This page describes the steps for deploying The Things Stack on AWS ECS.
Most steps involve deploying a CloudFormation stack from our templates. Some steps involve some manual work.
VPC and Subnets
We start with the 1-1-vpc
template that creates the foundation for your deployment: the Virtual Private Cloud (VPC) and the different subnets in two availability zones (AZs). See the Architecture section for more information.
Template: https://thethingsindustries.s3.amazonaws.com/public/cloud/3.x.y/1-1-vpc.gen.template (replace 3.x.y
with the current minor and patch version).
In addition to the re-used parameters (see Prerequisites), this template asks for a CIDR block. The default value is usually fine, but if you plan to deploy multiple clusters, you may want to use CIDRs that do not overlap.
TLS Certificates
Go to AWS Certificate Manager and request a certificate for your domain of choice.
If you are deploying a multi-tenant deployment, request a certificate that contains both domain
and *.domain
.
Certificate Manager will give further instructions on creating the DNS records that are required for issuing the certificates.

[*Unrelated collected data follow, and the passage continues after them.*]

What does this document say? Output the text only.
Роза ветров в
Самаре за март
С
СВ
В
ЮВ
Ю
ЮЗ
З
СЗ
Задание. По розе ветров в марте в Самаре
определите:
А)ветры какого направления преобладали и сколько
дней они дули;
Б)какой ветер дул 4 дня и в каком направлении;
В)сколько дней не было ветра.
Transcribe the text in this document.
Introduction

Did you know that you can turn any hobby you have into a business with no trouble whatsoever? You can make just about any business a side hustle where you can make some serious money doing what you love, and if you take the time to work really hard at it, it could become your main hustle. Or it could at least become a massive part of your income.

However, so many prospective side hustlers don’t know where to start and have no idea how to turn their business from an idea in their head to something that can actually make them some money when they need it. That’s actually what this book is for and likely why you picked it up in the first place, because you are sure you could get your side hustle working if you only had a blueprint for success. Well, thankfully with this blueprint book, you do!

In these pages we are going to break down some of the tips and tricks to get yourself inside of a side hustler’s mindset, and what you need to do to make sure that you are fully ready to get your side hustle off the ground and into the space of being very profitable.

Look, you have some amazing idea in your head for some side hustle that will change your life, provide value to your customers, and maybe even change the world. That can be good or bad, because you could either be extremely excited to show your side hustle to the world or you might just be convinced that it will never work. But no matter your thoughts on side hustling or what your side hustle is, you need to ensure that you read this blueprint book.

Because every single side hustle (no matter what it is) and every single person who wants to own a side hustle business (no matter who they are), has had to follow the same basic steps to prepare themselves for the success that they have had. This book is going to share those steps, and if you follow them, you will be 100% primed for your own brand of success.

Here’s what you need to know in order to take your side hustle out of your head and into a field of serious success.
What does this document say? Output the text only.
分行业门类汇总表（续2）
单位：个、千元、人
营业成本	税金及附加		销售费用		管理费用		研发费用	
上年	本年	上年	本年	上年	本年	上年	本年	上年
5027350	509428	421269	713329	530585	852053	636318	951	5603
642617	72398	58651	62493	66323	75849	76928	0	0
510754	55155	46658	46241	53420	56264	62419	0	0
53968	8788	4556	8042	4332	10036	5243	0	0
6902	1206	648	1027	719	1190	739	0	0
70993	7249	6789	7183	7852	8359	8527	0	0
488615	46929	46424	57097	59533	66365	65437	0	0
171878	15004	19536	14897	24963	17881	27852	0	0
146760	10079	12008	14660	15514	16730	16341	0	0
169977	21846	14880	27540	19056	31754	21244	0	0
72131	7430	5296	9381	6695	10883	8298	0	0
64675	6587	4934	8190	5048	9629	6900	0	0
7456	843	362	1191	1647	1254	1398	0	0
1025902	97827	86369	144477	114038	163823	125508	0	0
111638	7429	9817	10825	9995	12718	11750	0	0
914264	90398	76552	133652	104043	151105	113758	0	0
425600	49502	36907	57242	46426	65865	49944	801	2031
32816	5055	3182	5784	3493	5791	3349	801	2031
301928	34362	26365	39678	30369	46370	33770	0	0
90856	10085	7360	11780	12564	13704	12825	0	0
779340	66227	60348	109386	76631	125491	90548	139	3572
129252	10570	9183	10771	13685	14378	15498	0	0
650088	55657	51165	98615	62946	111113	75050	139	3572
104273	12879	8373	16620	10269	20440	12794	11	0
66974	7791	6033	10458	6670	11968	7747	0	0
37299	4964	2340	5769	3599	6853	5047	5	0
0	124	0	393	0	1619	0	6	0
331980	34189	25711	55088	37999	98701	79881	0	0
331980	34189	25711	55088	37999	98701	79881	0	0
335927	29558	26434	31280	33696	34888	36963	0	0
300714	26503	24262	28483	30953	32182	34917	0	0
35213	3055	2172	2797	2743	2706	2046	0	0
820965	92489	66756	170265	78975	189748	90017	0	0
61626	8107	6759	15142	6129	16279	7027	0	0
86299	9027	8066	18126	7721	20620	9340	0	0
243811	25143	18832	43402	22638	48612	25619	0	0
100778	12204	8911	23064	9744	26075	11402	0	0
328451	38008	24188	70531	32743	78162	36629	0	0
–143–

Alternatively, you can continue with the deployment without TLS, and request Let’s Encrypt certificates later using a dedicated template.
DNS Records
Go to AWS Route 53 and create an A record that points domain
to the Network Load Balancer that was created when you deployed the 1-1-vpc
template:
- Routing Policy: Simple routing
- Record Name:
domain
- Value/Route traffic to: Alias to Network Load Balancer
- Record Type: A (IPv4)
- Evaluate Target Health: Yes
If you are deploying a multi-tenant deployment, create an similar record for *.domain
in addition to the plain domain
record.
Note:
Even though the current templates do not support IPv6 yet, you can already create additional AAAA records to be ready for IPv6.Bastion Host (optional)
The 1-2-bastion
template will deploy an EC2 instance in one of the public subnets of your VPC. This instance can be used to provide external access to your cluster.
Note:
You can also skip this template, and deploy it when you actually need external access to your cluster.Template: https://thethingsindustries.s3.amazonaws.com/public/cloud/3.x.y/1-2-bastion.gen.template (replace 3.x.y
with the current minor and patch version).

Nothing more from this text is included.